The latest figures released by the Department for Education show that half of all state schools are now below the national average. Ministers have used such falling standards to push for a wider take up of education from the private sector.
"Throwing tax payer money into any failing business is a waste of scarce funds" claimed Education minister Michael Gove, "and as the data clearly shows, these schools are failing themselves, the community, and the Great British taxpayer too".
A departmental white paper has begun circulation suggesting tax breaks for businesses, charities and extreme fundamentalist religious groups who would be willing to take over many secondary schools, on a 'no questions asked' basis.
The paper details significant concessions which could be made to increase the attractiveness of private sector involvement; the business would be exempt from FOI, would class students grades and attendance as commercially sensitive and with no requirements to publish results and attendance, and also the syllabus would be open to the removal of many ‘legacy’ subjects such as English and Maths in exchange for studies such as hard labour, building smart phones, or telesales studies.
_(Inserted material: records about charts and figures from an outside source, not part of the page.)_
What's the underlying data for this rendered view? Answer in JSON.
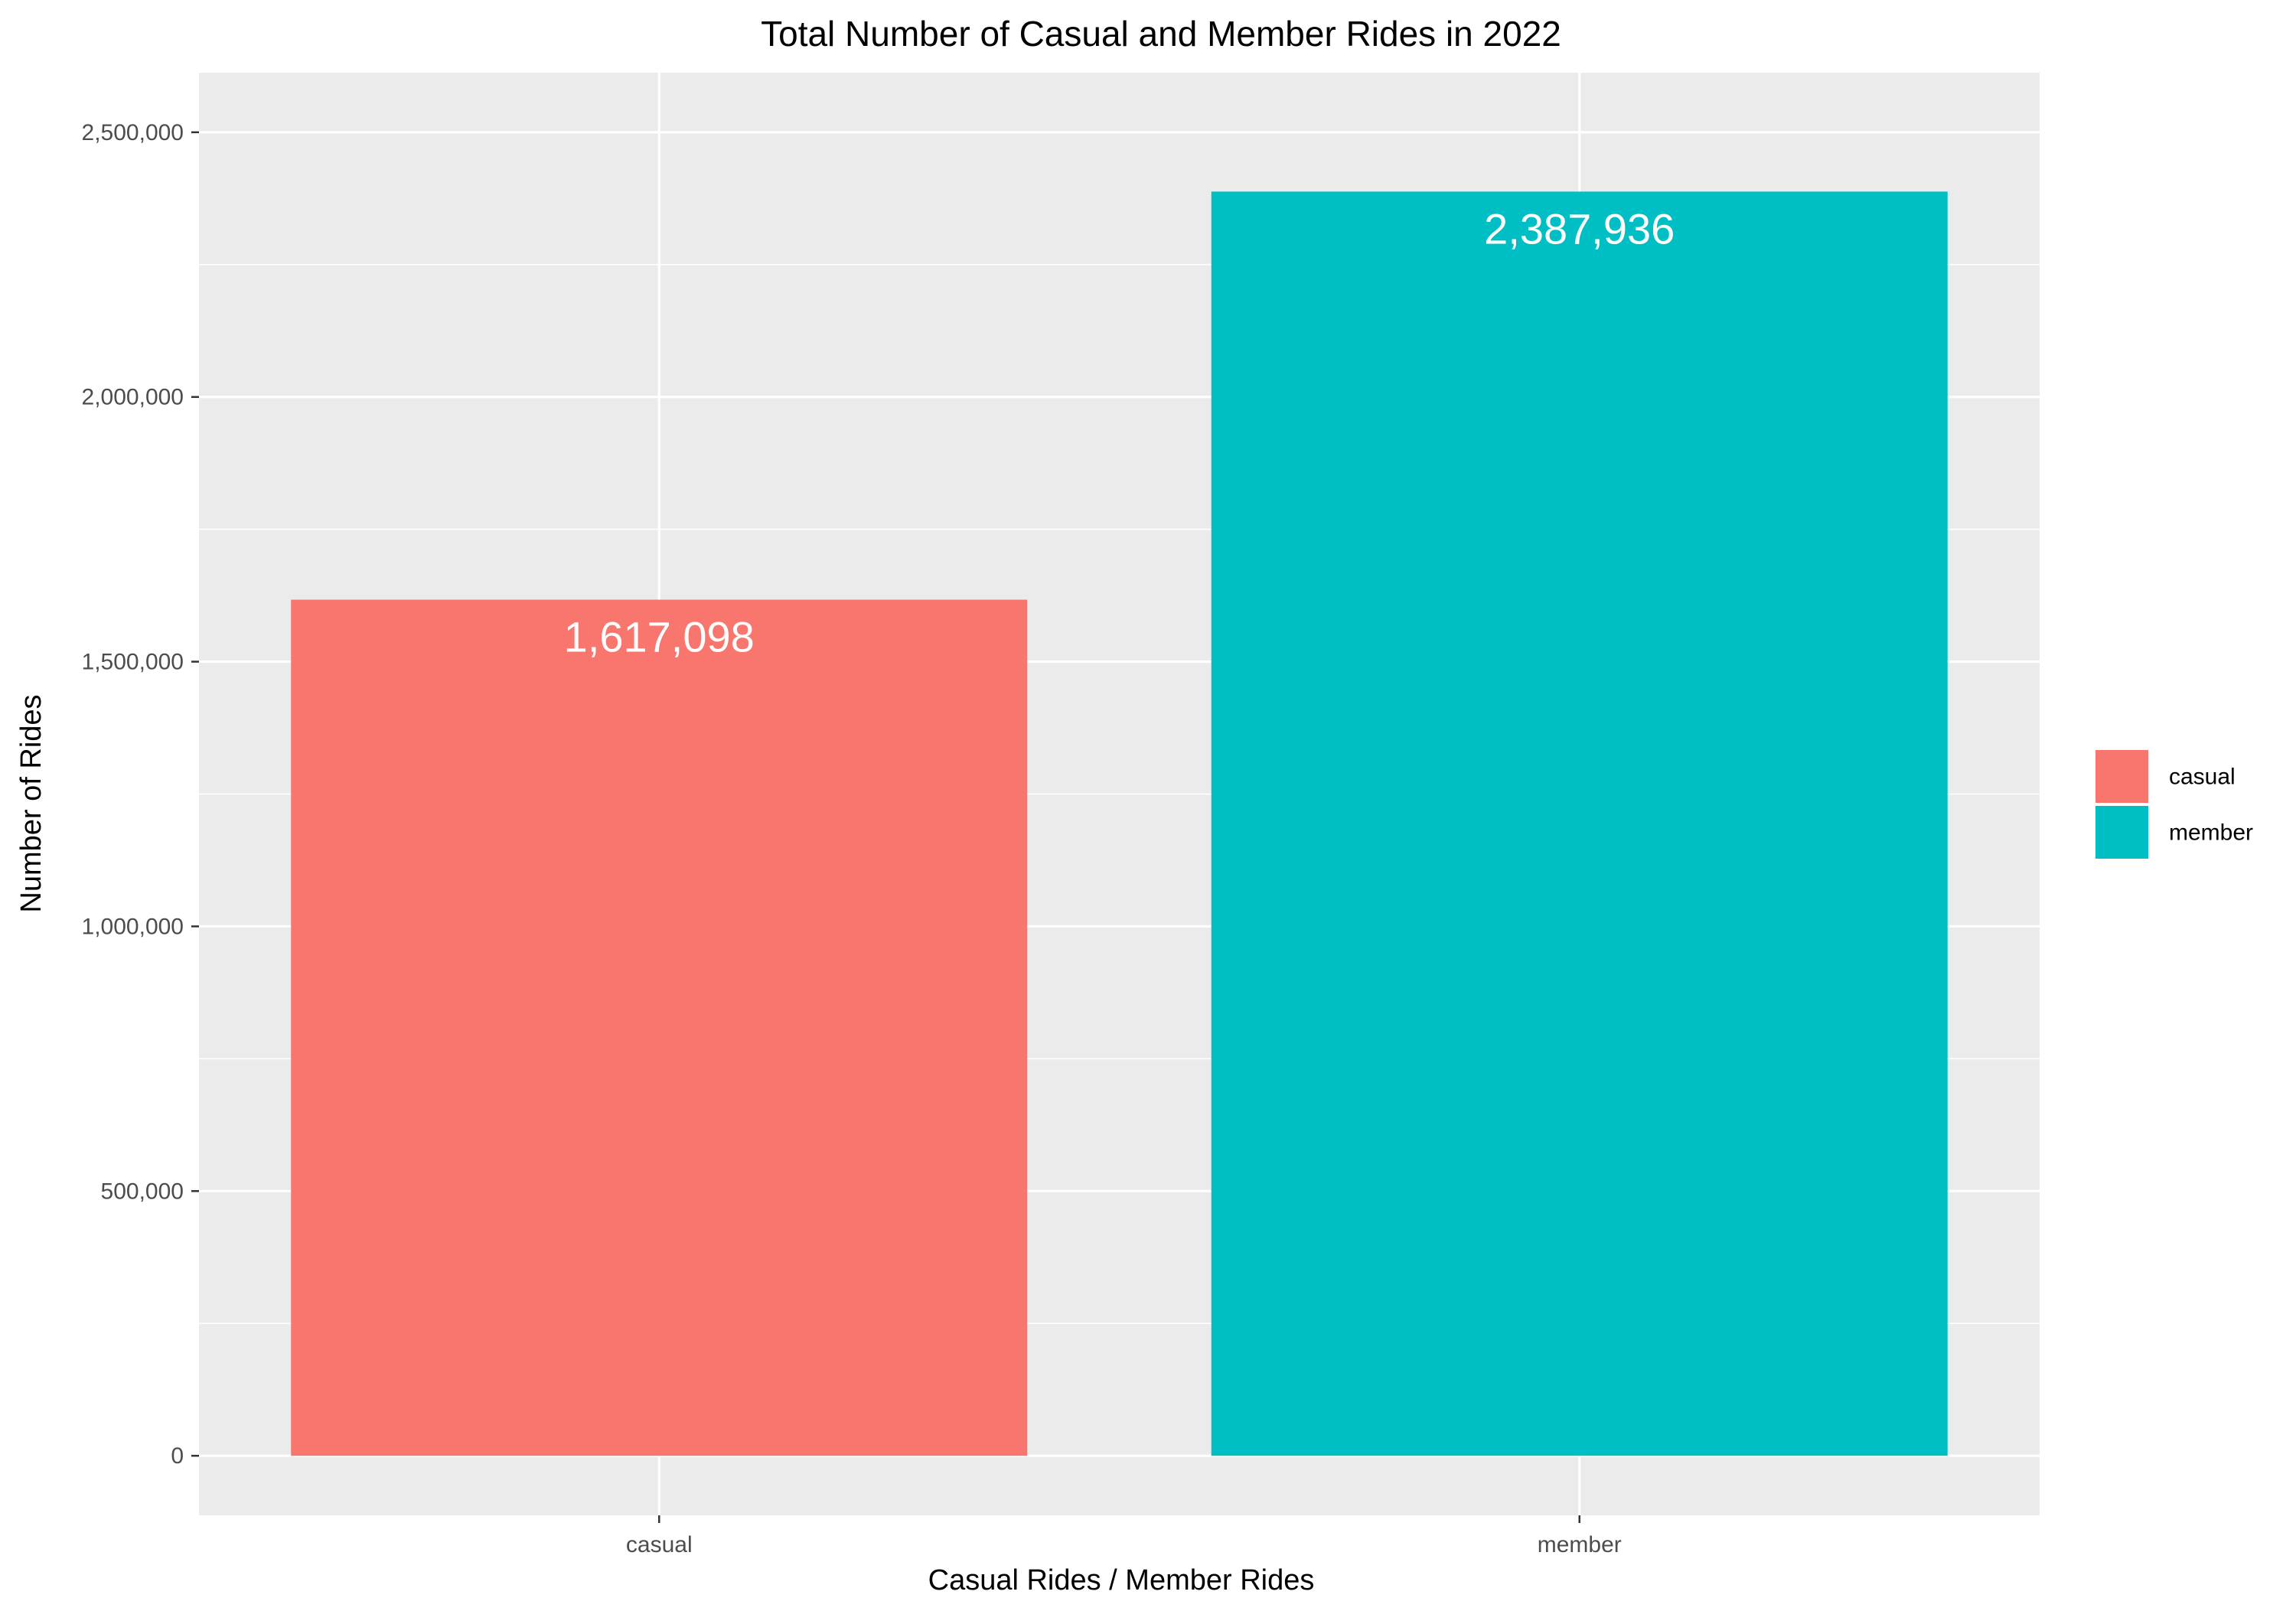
{
  "chart_data": {
    "type": "bar",
    "title": "Total Number of Casual and Member Rides in 2022",
    "xlabel": "Casual Rides / Member Rides",
    "ylabel": "Number of Rides",
    "categories": [
      "casual",
      "member"
    ],
    "values": [
      1617098,
      2387936
    ],
    "data_labels": [
      "1,617,098",
      "2,387,936"
    ],
    "ylim": [
      -112500,
      2612500
    ],
    "y_ticks": [
      0,
      500000,
      1000000,
      1500000,
      2000000,
      2500000
    ],
    "y_tick_labels": [
      "0",
      "500,000",
      "1,000,000",
      "1,500,000",
      "2,000,000",
      "2,500,000"
    ],
    "colors": [
      "#F8766D",
      "#00BFC4"
    ],
    "grid": true,
    "legend": {
      "position": "right",
      "entries": [
        "casual",
        "member"
      ]
    }
  }
}
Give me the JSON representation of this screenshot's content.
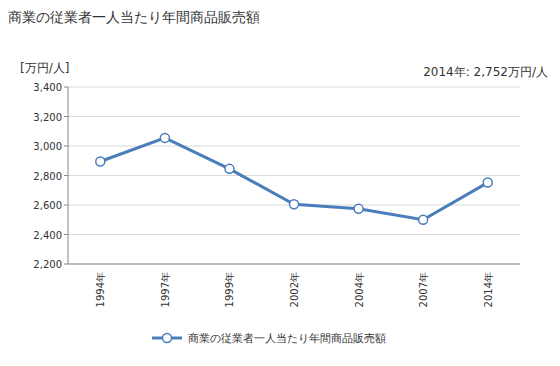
{
  "chart_data": {
    "type": "line",
    "title": "商業の従業者一人当たり年間商品販売額",
    "y_label": "[万円/人]",
    "annotation": "2014年: 2,752万円/人",
    "categories": [
      "1994年",
      "1997年",
      "1999年",
      "2002年",
      "2004年",
      "2007年",
      "2014年"
    ],
    "series": [
      {
        "name": "商業の従業者一人当たり年間商品販売額",
        "color": "#4a7ebb",
        "values": [
          2895,
          3055,
          2845,
          2605,
          2575,
          2500,
          2752
        ],
        "marker": "circle",
        "line_style": "solid"
      }
    ],
    "ylim": [
      2200,
      3400
    ],
    "yticks": [
      {
        "value": 2200,
        "label": "2,200"
      },
      {
        "value": 2400,
        "label": "2,400"
      },
      {
        "value": 2600,
        "label": "2,600"
      },
      {
        "value": 2800,
        "label": "2,800"
      },
      {
        "value": 3000,
        "label": "3,000"
      },
      {
        "value": 3200,
        "label": "3,200"
      },
      {
        "value": 3400,
        "label": "3,400"
      }
    ],
    "grid": true,
    "legend": "bottom"
  }
}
Gove also pointed out that by removing the failing 50% of schools this would produce a new %50 of schools newly failing to meet the national average; “I cannot see our roll out of continuous improvements to education ever ending, until perhaps we are left with the one school”. Although Gove also said he would consider sub-dividing this school repeatedly until one student was left who “perhaps could be given a book token, some sort of scholarship to public school and small paper crown” although George Osbourne later pointed out that any book tokens would be “subject to Treasury sign off”.